This does not use fread
but does read the file into an SQLite database in a single pass and then only sending the desired rows into R and no others.
It will first read the file into an SQLite database that it creates for you on the fly and will do so without going through R so that R limitations do not apply to that step. Then it will only read into R the indicated rows so that as long as the rows selected (as opposed to the entire file) can fit into R you should be OK. At the end the database is automatically destroyed.
Below, you may need other args to read.csv.sql
such as header
and sep
depending on the file. See ?read.csv.sql
and ?sqldf
and note that there are differences on the arguments available relative to read.table
arguments.
library(sqldf)
from <- seq(350, 19350, 1000)
where <- paste( sprintf("(rowid between %d and %d)", from, from+500), collapse = " or ")

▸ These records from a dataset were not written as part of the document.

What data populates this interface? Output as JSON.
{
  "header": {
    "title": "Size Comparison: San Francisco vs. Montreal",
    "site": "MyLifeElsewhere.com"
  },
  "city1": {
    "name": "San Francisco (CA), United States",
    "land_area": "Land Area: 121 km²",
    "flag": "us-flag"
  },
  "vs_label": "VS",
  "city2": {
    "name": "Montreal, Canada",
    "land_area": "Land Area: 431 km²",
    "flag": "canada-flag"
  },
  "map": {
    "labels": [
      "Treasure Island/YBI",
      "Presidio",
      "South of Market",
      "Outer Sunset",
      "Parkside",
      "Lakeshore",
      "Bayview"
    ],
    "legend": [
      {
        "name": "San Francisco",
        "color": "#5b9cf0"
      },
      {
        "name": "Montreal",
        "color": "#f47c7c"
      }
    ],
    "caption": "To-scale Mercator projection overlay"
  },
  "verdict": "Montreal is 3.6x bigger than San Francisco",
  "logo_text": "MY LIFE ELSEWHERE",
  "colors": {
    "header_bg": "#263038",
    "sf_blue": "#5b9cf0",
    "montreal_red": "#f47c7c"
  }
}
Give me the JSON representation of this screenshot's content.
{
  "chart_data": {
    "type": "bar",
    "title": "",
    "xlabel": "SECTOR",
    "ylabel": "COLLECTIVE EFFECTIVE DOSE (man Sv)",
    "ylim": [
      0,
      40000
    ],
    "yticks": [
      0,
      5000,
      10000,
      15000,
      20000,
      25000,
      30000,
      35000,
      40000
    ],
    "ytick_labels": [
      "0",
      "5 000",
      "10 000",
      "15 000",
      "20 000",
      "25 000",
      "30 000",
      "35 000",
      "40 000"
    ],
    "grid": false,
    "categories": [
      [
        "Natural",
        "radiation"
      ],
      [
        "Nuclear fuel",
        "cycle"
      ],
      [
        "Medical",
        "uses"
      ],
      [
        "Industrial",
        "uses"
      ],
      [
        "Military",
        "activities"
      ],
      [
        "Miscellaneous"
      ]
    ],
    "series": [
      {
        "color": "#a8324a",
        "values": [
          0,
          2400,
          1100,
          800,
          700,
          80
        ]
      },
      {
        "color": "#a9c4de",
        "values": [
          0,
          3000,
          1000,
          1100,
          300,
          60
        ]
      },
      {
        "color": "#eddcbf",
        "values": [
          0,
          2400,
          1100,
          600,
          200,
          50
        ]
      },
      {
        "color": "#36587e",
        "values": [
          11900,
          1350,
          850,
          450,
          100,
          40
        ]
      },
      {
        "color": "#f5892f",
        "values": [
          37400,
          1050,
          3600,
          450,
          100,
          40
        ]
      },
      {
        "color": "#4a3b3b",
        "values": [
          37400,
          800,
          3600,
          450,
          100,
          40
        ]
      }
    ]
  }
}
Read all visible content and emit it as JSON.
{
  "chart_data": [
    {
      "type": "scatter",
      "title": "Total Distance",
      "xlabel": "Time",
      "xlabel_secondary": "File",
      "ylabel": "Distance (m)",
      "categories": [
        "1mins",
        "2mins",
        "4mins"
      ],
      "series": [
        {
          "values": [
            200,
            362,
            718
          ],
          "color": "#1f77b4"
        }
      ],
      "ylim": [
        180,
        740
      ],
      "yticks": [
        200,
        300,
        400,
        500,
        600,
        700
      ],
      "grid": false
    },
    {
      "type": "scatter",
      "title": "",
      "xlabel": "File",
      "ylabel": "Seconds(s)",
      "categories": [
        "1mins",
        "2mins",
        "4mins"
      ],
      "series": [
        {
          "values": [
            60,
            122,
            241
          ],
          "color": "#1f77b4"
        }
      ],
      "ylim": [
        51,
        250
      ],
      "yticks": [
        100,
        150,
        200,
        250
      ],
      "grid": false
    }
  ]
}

fn$read.csv.sql("myfile.csv", sql = "select * from file where $where")
Note 1: You can check the sql statement like this:
sql <- fn$identity("select * from file where $where") # sql holds text of SQL command
read.csv.sql("myfile.csv", sql = sql)
Note 2: Here is a self contained example:
library(sqldf)
# write test file
write.table(data.frame(a = 1:20000), "myfile.csv", row.names = FALSE)
from <- seq(350, 19350, 1000)
where <- paste( sprintf("(rowid between %d and %d)", from, from+500), collapse = " or ")
DF <- fn$read.csv.sql("myfile.csv", sql = "select * from file where $where")